Advocates of the fund must remember that solely throwing money at the problem will not field the Columbia any faster. According to the recently released Nuclear Posture Review, the first Columbia cannot be expected until 2031. If the Pentagon is going to plan that far ahead, it must emphasize securing a Congressional commitment to long-term budgetary stability for the total topline above seeking transient advantages for parochial interests.
Nine consecutive years of continuing resolutions, government brinksmanship, three shutdowns and more have created turbulence across the Department. It is only natural that the Navy’s congressional backers would take advantage of that confusion to take actions designed to preserve the shrinking fleet. But expanding the National Sea-Based Deterrence Fund while the defense topline is projected to rise does little except posture the Navy to flourish at the rest of the Pentagon’s expense if (though more likely, when) budgets shrink once more. Ultimately, curtailing the deterrence fund will do more good than harm to the fleet by sending a powerful signal from Congress that increased investments without gimmicks are here to stay. It would also force Congress to attempt to reform the core authorities underlining the shipbuilding accounts to unlock the same tantalizing efficiencies promised by the deterrence fund, an effort that would have positive budgetary ramifications for decades regardless of the Pentagon’s topline.

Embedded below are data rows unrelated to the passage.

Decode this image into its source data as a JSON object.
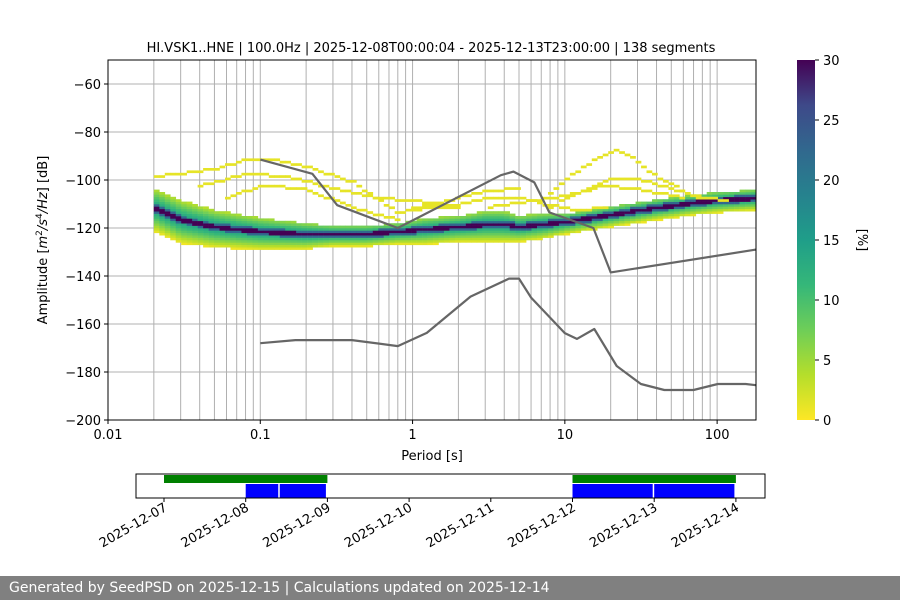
{
  "chart_data": {
    "type": "heatmap",
    "title": "HI.VSK1..HNE | 100.0Hz | 2025-12-08T00:00:04 - 2025-12-13T23:00:00 | 138 segments",
    "xlabel": "Period [s]",
    "ylabel": "Amplitude [m²/s⁴/Hz] [dB]",
    "xscale": "log",
    "xlim": [
      0.01,
      180
    ],
    "ylim": [
      -200,
      -50
    ],
    "xticks": [
      0.01,
      0.1,
      1,
      10,
      100
    ],
    "xtick_labels": [
      "0.01",
      "0.1",
      "1",
      "10",
      "100"
    ],
    "yticks": [
      -200,
      -180,
      -160,
      -140,
      -120,
      -100,
      -80,
      -60
    ],
    "ytick_labels": [
      "−200",
      "−180",
      "−160",
      "−140",
      "−120",
      "−100",
      "−80",
      "−60"
    ],
    "grid": true,
    "colorbar": {
      "label": "[%]",
      "range": [
        0,
        30
      ],
      "ticks": [
        0,
        5,
        10,
        15,
        20,
        25,
        30
      ],
      "tick_labels": [
        "0",
        "5",
        "10",
        "15",
        "20",
        "25",
        "30"
      ],
      "colormap": "viridis_r"
    },
    "noise_models": [
      {
        "name": "NHNM",
        "color": "#666666",
        "x": [
          0.1,
          0.22,
          0.32,
          0.8,
          3.8,
          4.6,
          6.3,
          7.9,
          15.4,
          20,
          180
        ],
        "y": [
          -91.5,
          -97.4,
          -110.5,
          -120,
          -98,
          -96.5,
          -101,
          -113.5,
          -120,
          -138.5,
          -129
        ]
      },
      {
        "name": "NLNM",
        "color": "#666666",
        "x": [
          0.1,
          0.17,
          0.4,
          0.8,
          1.24,
          2.4,
          4.3,
          5,
          6,
          10,
          12,
          15.6,
          21.9,
          31.6,
          45,
          70,
          101,
          154,
          180
        ],
        "y": [
          -168,
          -166.7,
          -166.7,
          -169.2,
          -163.7,
          -148.6,
          -141.1,
          -141.1,
          -149,
          -163.8,
          -166.2,
          -162.1,
          -177.5,
          -185,
          -187.5,
          -187.5,
          -185,
          -185,
          -185.5
        ]
      }
    ],
    "mode_curve": {
      "x": [
        0.02,
        0.03,
        0.05,
        0.1,
        0.2,
        0.3,
        0.5,
        0.8,
        1.2,
        2,
        3,
        4,
        5,
        7,
        10,
        20,
        40,
        70,
        100,
        180
      ],
      "y": [
        -112,
        -117,
        -120,
        -122,
        -123,
        -123,
        -123,
        -122,
        -121,
        -120,
        -119,
        -119,
        -120,
        -119,
        -118,
        -115,
        -112,
        -110,
        -109,
        -108
      ],
      "spread": [
        6,
        6,
        5,
        4,
        3,
        2,
        2,
        2,
        3,
        3,
        4,
        4,
        3,
        3,
        2,
        2,
        2,
        2,
        2,
        2
      ]
    },
    "outlier_curves": [
      {
        "x": [
          0.02,
          0.05,
          0.08,
          0.12,
          0.2,
          0.4,
          0.8,
          1.5,
          3,
          5
        ],
        "y": [
          -99,
          -96,
          -92,
          -92,
          -95,
          -101,
          -114,
          -110,
          -105,
          -104
        ]
      },
      {
        "x": [
          0.04,
          0.08,
          0.15,
          0.3,
          0.6,
          1,
          2
        ],
        "y": [
          -103,
          -98,
          -99,
          -104,
          -108,
          -109,
          -112
        ]
      },
      {
        "x": [
          0.06,
          0.1,
          0.2,
          0.4,
          0.8
        ],
        "y": [
          -108,
          -103,
          -104,
          -112,
          -117
        ]
      },
      {
        "x": [
          8,
          12,
          18,
          22,
          28,
          40,
          60,
          80
        ],
        "y": [
          -106,
          -97,
          -90,
          -88,
          -91,
          -99,
          -105,
          -108
        ]
      },
      {
        "x": [
          8,
          12,
          20,
          30,
          50,
          80,
          120
        ],
        "y": [
          -112,
          -106,
          -100,
          -100,
          -104,
          -108,
          -109
        ]
      },
      {
        "x": [
          3,
          5,
          8,
          12,
          18,
          30,
          60
        ],
        "y": [
          -112,
          -110,
          -108,
          -106,
          -103,
          -104,
          -108
        ]
      },
      {
        "x": [
          1,
          2,
          3,
          5,
          8,
          12,
          20
        ],
        "y": [
          -113,
          -111,
          -108,
          -108,
          -111,
          -113,
          -112
        ]
      }
    ],
    "availability": {
      "dates": [
        "2025-12-07",
        "2025-12-08",
        "2025-12-09",
        "2025-12-10",
        "2025-12-11",
        "2025-12-12",
        "2025-12-13",
        "2025-12-14"
      ],
      "data_available": [
        {
          "start": "2025-12-07",
          "end": "2025-12-09"
        },
        {
          "start": "2025-12-12",
          "end": "2025-12-14"
        }
      ],
      "psd_segments": [
        {
          "start": "2025-12-08",
          "end": "2025-12-08T10:00"
        },
        {
          "start": "2025-12-08T10:00",
          "end": "2025-12-09"
        },
        {
          "start": "2025-12-12",
          "end": "2025-12-13"
        },
        {
          "start": "2025-12-13",
          "end": "2025-12-14"
        }
      ],
      "colors": {
        "available": "#008000",
        "psd": "#0000ff"
      }
    }
  },
  "footer": {
    "text": "Generated by SeedPSD on 2025-12-15 | Calculations updated on 2025-12-14"
  }
}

There are key signals that Congress and the Pentagon can send to American adversaries that a defense buildup is real and change is coming to the force. Or not. Mattis should support increasing fleet size quickly with little risk by working to eliminate onerous requirements like shock trials rather than force the services to undermine one another by exploiting budgetary ploys like the National Sea-Based Deterrence Fund. And Congress should fully support him.
Mackenzie Eaglen is a resident fellow for national security at the American Enterprise Institute.